Maunakea Scholars awards students with telescope time

Canada-France-Hawaii Telescope Director Doug Simons points to a research project by Kayla Wohlers and Caroline Stevenson titled “Deep Into The Storm.”

Seven students from King Kekaulike High School have been awarded telescope time at the world’s most advanced collection of astronomical observation telescopes through the Maunakea Observatories’ Maunakea Scholars program. This marks the first time students from Maui have participated in Maunakea Scholars.

Students and projects are as follows:

• Janine Harris — “Cepheid Magnitude Periods.”

• Ryan Siarot and Thorn Refugio — “Observing Asteroid Colors to Determine Composition.”

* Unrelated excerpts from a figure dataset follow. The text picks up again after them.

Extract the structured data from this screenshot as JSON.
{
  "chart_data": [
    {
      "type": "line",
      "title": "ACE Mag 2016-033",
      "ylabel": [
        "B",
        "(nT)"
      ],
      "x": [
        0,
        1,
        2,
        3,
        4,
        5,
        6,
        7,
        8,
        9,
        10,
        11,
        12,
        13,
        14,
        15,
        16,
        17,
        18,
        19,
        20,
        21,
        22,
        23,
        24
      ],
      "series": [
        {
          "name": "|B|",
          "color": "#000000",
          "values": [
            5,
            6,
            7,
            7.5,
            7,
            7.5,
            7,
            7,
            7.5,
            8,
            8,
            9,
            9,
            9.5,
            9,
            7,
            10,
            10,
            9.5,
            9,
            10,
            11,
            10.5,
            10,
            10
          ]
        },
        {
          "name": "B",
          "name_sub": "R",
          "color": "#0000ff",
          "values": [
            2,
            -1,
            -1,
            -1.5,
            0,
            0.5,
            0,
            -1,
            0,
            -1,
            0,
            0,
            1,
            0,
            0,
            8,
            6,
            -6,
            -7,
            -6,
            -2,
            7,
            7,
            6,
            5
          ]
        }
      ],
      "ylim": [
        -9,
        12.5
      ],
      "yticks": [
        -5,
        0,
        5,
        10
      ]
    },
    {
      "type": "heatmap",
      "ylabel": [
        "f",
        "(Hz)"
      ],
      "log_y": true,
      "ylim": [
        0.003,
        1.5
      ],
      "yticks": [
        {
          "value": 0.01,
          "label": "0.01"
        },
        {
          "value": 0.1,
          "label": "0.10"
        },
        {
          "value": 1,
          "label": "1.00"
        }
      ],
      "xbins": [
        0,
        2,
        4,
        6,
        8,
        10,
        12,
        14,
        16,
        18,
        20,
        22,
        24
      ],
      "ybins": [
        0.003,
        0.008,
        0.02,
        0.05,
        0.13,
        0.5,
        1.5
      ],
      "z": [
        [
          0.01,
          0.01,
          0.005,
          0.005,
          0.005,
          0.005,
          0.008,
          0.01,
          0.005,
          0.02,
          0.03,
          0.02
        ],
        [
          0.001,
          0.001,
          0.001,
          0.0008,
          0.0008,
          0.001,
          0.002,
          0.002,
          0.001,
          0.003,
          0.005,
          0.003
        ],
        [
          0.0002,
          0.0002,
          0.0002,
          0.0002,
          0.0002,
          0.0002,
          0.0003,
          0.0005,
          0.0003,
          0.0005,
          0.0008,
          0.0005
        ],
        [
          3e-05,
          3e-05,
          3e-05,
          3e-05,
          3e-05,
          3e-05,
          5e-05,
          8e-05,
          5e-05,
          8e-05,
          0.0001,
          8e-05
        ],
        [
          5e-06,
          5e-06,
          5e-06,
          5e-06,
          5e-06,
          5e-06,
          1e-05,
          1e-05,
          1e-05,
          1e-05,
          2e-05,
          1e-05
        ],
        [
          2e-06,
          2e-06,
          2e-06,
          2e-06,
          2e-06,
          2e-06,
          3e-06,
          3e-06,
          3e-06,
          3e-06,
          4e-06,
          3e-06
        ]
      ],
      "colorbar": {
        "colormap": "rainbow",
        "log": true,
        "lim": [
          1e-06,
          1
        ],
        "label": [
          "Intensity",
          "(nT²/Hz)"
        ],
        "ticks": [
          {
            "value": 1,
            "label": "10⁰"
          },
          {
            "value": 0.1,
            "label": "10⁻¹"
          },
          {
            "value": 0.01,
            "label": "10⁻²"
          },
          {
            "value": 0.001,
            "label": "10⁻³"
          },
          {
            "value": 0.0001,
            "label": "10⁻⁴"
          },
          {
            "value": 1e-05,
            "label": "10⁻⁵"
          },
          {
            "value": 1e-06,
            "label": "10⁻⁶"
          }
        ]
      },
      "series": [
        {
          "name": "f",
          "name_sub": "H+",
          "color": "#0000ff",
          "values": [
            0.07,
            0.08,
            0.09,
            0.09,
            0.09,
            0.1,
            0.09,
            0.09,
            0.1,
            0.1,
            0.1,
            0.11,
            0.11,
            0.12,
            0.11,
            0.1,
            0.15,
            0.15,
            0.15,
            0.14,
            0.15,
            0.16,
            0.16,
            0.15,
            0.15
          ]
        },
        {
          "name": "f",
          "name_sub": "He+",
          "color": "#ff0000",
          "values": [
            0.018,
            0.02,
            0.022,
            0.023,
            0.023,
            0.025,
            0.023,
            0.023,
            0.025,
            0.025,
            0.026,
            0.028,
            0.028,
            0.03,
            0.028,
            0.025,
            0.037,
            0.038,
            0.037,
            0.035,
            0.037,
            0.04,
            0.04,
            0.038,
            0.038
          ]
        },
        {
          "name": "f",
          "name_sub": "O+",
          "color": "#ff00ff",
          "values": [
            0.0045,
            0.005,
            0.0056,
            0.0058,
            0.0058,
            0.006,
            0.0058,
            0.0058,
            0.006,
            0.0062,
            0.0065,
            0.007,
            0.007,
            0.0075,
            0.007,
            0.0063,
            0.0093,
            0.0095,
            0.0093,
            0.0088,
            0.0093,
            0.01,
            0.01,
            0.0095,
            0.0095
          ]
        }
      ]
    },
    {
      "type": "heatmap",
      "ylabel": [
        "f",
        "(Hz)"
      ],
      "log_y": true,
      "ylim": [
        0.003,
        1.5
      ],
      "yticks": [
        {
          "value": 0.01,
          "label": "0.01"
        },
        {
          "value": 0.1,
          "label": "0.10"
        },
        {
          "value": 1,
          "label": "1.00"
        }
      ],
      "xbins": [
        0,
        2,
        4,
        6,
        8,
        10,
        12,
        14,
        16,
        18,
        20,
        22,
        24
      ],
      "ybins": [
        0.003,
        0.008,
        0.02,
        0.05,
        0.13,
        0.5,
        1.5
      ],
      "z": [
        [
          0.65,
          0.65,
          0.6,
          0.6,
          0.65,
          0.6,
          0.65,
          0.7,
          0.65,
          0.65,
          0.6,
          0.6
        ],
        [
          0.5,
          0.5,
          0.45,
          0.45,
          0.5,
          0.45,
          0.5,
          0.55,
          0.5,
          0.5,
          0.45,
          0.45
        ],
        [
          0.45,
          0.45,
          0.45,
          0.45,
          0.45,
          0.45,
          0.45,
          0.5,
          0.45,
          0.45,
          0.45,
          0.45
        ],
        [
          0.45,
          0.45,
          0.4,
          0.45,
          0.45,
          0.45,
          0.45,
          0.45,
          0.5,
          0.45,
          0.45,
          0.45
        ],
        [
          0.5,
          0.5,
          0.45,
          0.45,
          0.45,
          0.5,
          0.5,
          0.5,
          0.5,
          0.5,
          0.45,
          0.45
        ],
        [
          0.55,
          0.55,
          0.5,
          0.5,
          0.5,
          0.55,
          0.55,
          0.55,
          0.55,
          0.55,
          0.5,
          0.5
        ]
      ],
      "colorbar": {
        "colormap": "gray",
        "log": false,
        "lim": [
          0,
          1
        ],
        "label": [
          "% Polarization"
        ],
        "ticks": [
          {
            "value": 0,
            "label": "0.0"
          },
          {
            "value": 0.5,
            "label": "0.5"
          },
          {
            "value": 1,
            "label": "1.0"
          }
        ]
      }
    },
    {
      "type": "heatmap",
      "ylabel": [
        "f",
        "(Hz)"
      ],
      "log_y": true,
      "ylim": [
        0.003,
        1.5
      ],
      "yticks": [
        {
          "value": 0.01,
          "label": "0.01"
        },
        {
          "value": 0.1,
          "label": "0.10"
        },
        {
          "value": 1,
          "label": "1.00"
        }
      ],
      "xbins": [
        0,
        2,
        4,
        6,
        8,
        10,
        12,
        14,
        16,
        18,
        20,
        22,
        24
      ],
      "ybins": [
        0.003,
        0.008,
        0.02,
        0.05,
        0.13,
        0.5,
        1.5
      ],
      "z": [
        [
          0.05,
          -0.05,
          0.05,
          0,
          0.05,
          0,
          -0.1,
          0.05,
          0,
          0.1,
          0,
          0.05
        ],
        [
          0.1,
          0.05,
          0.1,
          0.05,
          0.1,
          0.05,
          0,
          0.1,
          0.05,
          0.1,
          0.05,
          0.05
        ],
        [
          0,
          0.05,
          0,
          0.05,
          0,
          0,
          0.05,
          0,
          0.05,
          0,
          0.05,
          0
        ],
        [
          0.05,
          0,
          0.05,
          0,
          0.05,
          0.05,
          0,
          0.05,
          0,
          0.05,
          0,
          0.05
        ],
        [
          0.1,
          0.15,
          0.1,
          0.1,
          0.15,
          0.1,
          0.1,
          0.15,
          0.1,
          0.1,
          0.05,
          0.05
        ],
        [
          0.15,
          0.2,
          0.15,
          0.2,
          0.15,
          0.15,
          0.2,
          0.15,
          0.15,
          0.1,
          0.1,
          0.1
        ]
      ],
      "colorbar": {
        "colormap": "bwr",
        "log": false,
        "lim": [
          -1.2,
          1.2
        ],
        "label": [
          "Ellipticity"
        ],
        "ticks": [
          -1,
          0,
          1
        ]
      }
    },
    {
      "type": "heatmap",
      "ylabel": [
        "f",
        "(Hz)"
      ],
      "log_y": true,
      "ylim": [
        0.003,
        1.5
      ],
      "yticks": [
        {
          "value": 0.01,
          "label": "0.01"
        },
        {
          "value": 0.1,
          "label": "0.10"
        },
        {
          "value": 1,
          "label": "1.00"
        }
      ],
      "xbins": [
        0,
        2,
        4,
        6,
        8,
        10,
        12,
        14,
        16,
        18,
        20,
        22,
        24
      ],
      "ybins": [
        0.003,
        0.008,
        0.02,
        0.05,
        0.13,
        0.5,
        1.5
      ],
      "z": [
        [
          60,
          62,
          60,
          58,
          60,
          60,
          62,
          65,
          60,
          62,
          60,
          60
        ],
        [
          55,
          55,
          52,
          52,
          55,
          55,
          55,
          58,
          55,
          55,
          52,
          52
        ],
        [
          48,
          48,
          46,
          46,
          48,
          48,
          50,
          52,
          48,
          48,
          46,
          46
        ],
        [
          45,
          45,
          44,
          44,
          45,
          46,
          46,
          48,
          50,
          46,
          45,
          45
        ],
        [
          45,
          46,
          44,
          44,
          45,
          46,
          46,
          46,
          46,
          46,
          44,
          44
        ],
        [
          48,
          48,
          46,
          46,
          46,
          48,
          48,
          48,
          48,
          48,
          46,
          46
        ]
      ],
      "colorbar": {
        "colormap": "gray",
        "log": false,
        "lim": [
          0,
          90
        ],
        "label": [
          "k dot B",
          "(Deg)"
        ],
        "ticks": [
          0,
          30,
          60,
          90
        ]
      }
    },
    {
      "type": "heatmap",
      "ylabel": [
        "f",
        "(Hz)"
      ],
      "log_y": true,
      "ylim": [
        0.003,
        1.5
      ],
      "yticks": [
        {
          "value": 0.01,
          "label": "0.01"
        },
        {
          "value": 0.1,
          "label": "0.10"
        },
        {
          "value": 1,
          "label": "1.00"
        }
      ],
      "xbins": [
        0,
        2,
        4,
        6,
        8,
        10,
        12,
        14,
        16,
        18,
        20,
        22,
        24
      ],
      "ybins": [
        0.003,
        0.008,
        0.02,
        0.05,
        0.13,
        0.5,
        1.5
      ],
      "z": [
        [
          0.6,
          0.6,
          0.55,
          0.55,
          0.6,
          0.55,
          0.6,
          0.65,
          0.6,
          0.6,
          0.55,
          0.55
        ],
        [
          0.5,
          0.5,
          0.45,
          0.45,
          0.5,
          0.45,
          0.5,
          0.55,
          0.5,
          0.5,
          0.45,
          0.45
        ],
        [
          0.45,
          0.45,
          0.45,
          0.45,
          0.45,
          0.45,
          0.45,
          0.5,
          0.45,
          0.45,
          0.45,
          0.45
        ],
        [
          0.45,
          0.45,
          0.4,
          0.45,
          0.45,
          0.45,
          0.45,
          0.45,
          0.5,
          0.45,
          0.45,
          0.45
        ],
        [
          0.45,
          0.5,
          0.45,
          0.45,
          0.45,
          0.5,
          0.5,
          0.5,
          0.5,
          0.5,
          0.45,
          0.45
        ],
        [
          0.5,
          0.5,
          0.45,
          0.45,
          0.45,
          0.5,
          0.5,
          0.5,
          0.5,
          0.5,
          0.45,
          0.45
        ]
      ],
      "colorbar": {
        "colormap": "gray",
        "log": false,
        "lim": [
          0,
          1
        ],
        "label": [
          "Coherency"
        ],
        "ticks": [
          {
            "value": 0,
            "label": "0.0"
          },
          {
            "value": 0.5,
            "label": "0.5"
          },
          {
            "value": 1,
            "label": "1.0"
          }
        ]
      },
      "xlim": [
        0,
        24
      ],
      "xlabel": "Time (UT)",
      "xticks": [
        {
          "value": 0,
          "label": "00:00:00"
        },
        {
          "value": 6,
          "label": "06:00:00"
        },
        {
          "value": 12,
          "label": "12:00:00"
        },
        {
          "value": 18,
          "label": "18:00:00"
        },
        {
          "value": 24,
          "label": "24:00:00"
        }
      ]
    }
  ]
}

• Quinton Uradomo — “Dark Matter.”

• Kayla Wohlers and Caroline Stevenson — “Deep Into The Storm.”

• Quentin Beamer — “White Dwarf Formation Temperatures.”

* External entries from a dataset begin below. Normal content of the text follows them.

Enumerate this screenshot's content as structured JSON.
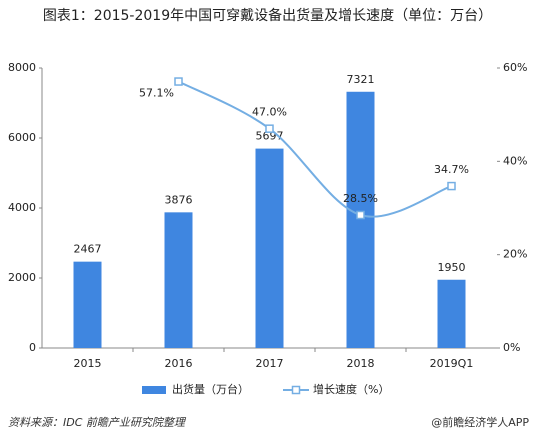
{
  "chart_data": {
    "type": "bar",
    "title": "图表1：2015-2019年中国可穿戴设备出货量及增长速度（单位：万台）",
    "source": "资料来源：IDC 前瞻产业研究院整理",
    "brand": "@前瞻经济学人APP",
    "categories": [
      "2015",
      "2016",
      "2017",
      "2018",
      "2019Q1"
    ],
    "series": [
      {
        "name": "出货量（万台）",
        "color": "#3f86e0",
        "type": "bar",
        "values": [
          2467,
          3876,
          5697,
          7321,
          1950
        ]
      },
      {
        "name": "增长速度（%）",
        "color": "#74aee3",
        "type": "line",
        "axis": "y2",
        "values": [
          null,
          57.1,
          47.0,
          28.5,
          34.7
        ],
        "value_labels": [
          null,
          "57.1%",
          "47.0%",
          "28.5%",
          "34.7%"
        ]
      }
    ],
    "ylim": [
      0,
      8000
    ],
    "yticks": [
      0,
      2000,
      4000,
      6000,
      8000
    ],
    "y2lim": [
      0,
      60
    ],
    "y2ticks": [
      {
        "value": 0,
        "label": "0%"
      },
      {
        "value": 20,
        "label": "20%"
      },
      {
        "value": 40,
        "label": "40%"
      },
      {
        "value": 60,
        "label": "60%"
      }
    ],
    "legend": "bottom"
  }
}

Those who are awarded telescope time are paired with a mentor and telescope staff to individually guide and assist them with their research. Past students have used their telescope time to explore black holes, exoplanets and comets, and search for signs of life.

Students within the Maunakea Scholars program spend months working alongside mentors from the University of Hawaii’s Institute for Astronomy, analyzing data and preparing professional-style research proposals in areas of their own personal interest.

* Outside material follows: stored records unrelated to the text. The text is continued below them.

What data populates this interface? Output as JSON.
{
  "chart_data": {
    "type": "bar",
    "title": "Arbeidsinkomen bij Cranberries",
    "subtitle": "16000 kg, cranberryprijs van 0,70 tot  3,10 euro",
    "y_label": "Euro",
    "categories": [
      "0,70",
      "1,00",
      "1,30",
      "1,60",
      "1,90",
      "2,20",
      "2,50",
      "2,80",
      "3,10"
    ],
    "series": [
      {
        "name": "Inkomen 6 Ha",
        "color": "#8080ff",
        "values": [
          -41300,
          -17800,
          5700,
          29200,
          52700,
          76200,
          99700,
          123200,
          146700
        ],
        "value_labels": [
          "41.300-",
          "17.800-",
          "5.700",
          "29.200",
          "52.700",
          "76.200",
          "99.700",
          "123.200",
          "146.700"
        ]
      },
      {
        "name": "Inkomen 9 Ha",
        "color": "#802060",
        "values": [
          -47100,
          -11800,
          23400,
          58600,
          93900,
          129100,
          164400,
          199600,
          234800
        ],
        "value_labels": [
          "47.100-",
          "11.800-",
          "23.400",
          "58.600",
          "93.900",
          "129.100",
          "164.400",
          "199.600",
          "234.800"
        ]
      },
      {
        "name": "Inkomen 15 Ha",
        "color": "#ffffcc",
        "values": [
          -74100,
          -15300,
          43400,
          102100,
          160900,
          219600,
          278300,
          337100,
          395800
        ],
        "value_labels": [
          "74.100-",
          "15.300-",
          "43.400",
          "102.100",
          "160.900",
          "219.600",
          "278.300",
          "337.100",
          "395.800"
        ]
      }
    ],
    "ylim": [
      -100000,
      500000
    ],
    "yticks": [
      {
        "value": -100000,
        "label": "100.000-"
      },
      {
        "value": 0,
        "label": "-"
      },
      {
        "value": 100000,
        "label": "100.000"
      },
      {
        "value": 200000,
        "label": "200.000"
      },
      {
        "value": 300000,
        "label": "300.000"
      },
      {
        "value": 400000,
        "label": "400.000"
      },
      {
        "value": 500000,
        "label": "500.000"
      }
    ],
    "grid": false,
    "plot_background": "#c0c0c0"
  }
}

The student proposals that are deemed most creative, scientifically promising and technically viable are awarded telescope time to facilitate advanced research.

The students will be using the Canada-France-Hawaii Telescope on Mauna Kea, the Las Cumbre Observatory on Haleakala and ROBO-AO on Kitt Peak in Arizona. The amount of time depends on the needs of the students’ projects, but on average, one to two hours per project.

The winning proposals at King Kekaulike were split between juniors and seniors. The seniors will get their data and wrap the project up this year, the juniors plan to work on their project for the rest of their junior and senior years.

More than 200 students will submit proposals during the 2017-18 school year with around one third receiving telescope time.

In the three-year history of the program, around 350 students have participated with 42 students receiving telescope time prior to last week’s announcement at King Kekaulike.